Pourquoi un projet sur un sujet comme les cartes postales?
En fait, c’est un superbe défi que Bouquinart – Librairie et Galerie d’art, nous a lancé par son invitation de participer à son évènement annuel qui célèbre le jeu des mots et des images, cette fois-ci sous la forme de la carte postale. Un défi de création, d’exploration et de diffusion que nous embrassons à tour de bras. Ce projet va être amusant, et apportera plein de surprises et d’anecdotes qui pourront être partagées.
Il me sera intéressant et un peu curieux de renouer avec ce plaisir plus tactile d’apprivoiser des liens par d’autres moyens que l’espace numérique.
Je vois une analogie entre l’expérience de la carte postale à celle de la capture d’image sur pellicule. Le plaisir d’envoyer une carte postale, comme celle de prendre une image qui éventuellement est doublée par la réaction du destinataire en recevant la carte, à celle de la découverte de la planche contact. Deux instants distincts avec leur forme particulière de réjouissance.
Pourquoi une collaboration avec d'autres artistes?
Une collaboration artistique c'est un pacte, une alliance dans lesquels mes collègues et moi nous nous engageons. On fait cela pour se nourrir mutuellement à travers l’expérience.
À l’intérieur de cette cellule, de ce noyau, on partage des idées, des inspirations, des expérimentations. Le produit final appartient à tous et prend les couleurs de tout un chacun. Ce genre d'accord permet une synergie et encourage une saine émulation.
Pourquoi un projet participatif?
Impliquer des gens dans mes projets fait partie de ma démarche. À ce jour je le faisais lors de mes recherches, et aujourd’hui je pousse l’expérience à un autre niveau. J’invite mes destinataires à s'impliquer dans le rendu final du travail.
Chers destinataires, votre geste le plus simple serait de nous retourner la carte pour l’exposer chez Bouquinart toutefois, libre à votre imagination! Libre c’est-à-dire vous pourriez vous engager en nous aidant à documenter l’expérience - sourire, souvenir, pensée. En fait, on vous demande de nous surprendre. C’est ce qui constitue la beauté intrinsèque de ce projet participatif.
La carte postale, a-t-elle déjà joué dans le monde de l’art?
Pour mon plaisir et peut-être pour le vôtre, j’ai effectué une courte recherche sur le sujet. J’ai découvert quatre projets qui datent du début du XXe siècle à nos jours.
Je débute avec celle du gouvernement japonais qui permettait à ses citoyens d’expédier gratuitement des cartes postales aux soldats qui se battaient au front lors de la guerre russo-japonaise du début du XXe siècle. On parle ici de centaine et même quelquefois de milliers de cartes par jour.

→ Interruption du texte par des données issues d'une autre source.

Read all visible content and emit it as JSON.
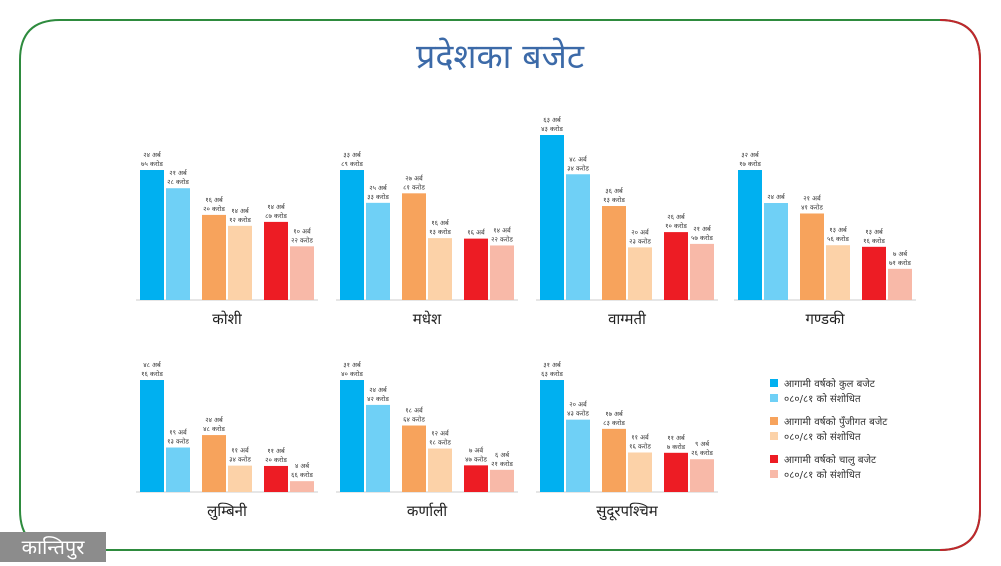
{
  "title": "प्रदेशका बजेट",
  "logo": "कान्तिपुर",
  "legend": {
    "entries": [
      {
        "name": "आगामी वर्षको कुल बजेट",
        "color": "#00b0f0"
      },
      {
        "name": "०८०/८१ को संशोधित",
        "color": "#6fd0f6"
      },
      {
        "name": "आगामी वर्षको पुँजीगत बजेट",
        "color": "#f7a35c"
      },
      {
        "name": "०८०/८१ को संशोधित",
        "color": "#fcd2a8"
      },
      {
        "name": "आगामी वर्षको चालु बजेट",
        "color": "#ed1c24"
      },
      {
        "name": "०८०/८१ को संशोधित",
        "color": "#f8b9a8"
      }
    ]
  },
  "chart_data": [
    {
      "type": "bar",
      "title": "कोशी",
      "values": [
        24.75,
        21.28,
        16.2,
        14.12,
        14.87,
        10.22
      ],
      "value_labels": [
        "२४ अर्ब ७५ करोड",
        "२१ अर्ब २८ करोड",
        "१६ अर्ब २० करोड",
        "१४ अर्ब १२ करोड",
        "१४ अर्ब ८७ करोड",
        "१० अर्ब २२ करोड"
      ]
    },
    {
      "type": "bar",
      "title": "मधेश",
      "values": [
        33.89,
        25.33,
        27.81,
        16.13,
        16,
        14.22
      ],
      "value_labels": [
        "३३ अर्ब ८९ करोड",
        "२५ अर्ब ३३ करोड",
        "२७ अर्ब ८१ करोड",
        "१६ अर्ब १३ करोड",
        "१६ अर्ब",
        "१४ अर्ब २२ करोड"
      ]
    },
    {
      "type": "bar",
      "title": "वाग्मती",
      "values": [
        63.43,
        48.34,
        36.13,
        20.23,
        26.1,
        21.57
      ],
      "value_labels": [
        "६३ अर्ब ४३ करोड",
        "४८ अर्ब ३४ करोड",
        "३६ अर्ब १३ करोड",
        "२० अर्ब २३ करोड",
        "२६ अर्ब १० करोड",
        "२१ अर्ब ५७ करोड"
      ]
    },
    {
      "type": "bar",
      "title": "गण्डकी",
      "values": [
        32.17,
        24,
        21.41,
        13.56,
        13.16,
        7.71
      ],
      "value_labels": [
        "३२ अर्ब १७ करोड",
        "२४ अर्ब",
        "२१ अर्ब ४१ करोड",
        "१३ अर्ब ५६ करोड",
        "१३ अर्ब १६ करोड",
        "७ अर्ब ७१ करोड"
      ]
    },
    {
      "type": "bar",
      "title": "लुम्बिनी",
      "values": [
        48.16,
        19.13,
        24.48,
        11.34,
        11.2,
        4.66
      ],
      "value_labels": [
        "४८ अर्ब १६ करोड",
        "१९ अर्ब १३ करोड",
        "२४ अर्ब ४८ करोड",
        "११ अर्ब ३४ करोड",
        "११ अर्ब २० करोड",
        "४ अर्ब ६६ करोड"
      ]
    },
    {
      "type": "bar",
      "title": "कर्णाली",
      "values": [
        31.4,
        24.42,
        18.64,
        12.18,
        7.47,
        6.21
      ],
      "value_labels": [
        "३१ अर्ब ४० करोड",
        "२४ अर्ब ४२ करोड",
        "१८ अर्ब ६४ करोड",
        "१२ अर्ब १८ करोड",
        "७ अर्ब ४७ करोड",
        "६ अर्ब २१ करोड"
      ]
    },
    {
      "type": "bar",
      "title": "सुदूरपश्चिम",
      "values": [
        31.63,
        20.43,
        17.83,
        11.16,
        11.07,
        9.26
      ],
      "value_labels": [
        "३१ अर्ब ६३ करोड",
        "२० अर्ब ४३ करोड",
        "१७ अर्ब ८३ करोड",
        "११ अर्ब १६ करोड",
        "११ अर्ब ७ करोड",
        "९ अर्ब २६ करोड"
      ]
    }
  ]
}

Plusieurs entreprises produisaient ces cartes à l’effigie de modèles féminins que les soldats appréciaient et échangeaient souvent entre eux. Les cartes étaient fréquemment des photographies et quelquefois des illustrations comme à l’aquarelle.
Un autre cas est avec un artiste dont j’admire le travail, László Moholy-Nagy. Moholy-Nagy pendant la Première Guerre mondiale pratiquait son dessin au dos de carte postale pour passer son temps lors de ses quarts de garde dans les tranchées.
Plus tard, entre 1923 et 1928, Moholy-Nagy regroupe 20 membres d’une exposition du Bauhaus à Weimar pour produire des petites affiches publicitaires qui furent imprimées sur des cartes postales. Parmi ces artistes on reconnait les noms de Paul Klee, Herbert Bayer, Wassily Kandinsky et Farkas Molnar.
Ma troisième trouvaille est celle du travail de Stephen Shore, un artiste qui dans les années 70s a été un des pionniers de la photographie couleur. En fait, Shore était fasciné par les couleurs des cartes postales. Dans son projet Amarillo il a effectivement publié ses images en format carte postale pour les revendre dans des kiosques touristiques.
Finalement, à la fin d’avril 2021, la galerie Produit rien à Montréal, présentait le projet artistique - Unis par l'amour du goût qui exposent en vrac plus de 20 ans d'échanges épistolaires, une collaboration de Éric Simon, professeur en arts à Concordia et le photographe Pierre Gauvin. Cette exposition qui exploite l’envoi postal est enrichie par la complicité de l’artiste, Marie‑Claude Gendron qui analyse ce riche matériel pour en extraire des statistiques.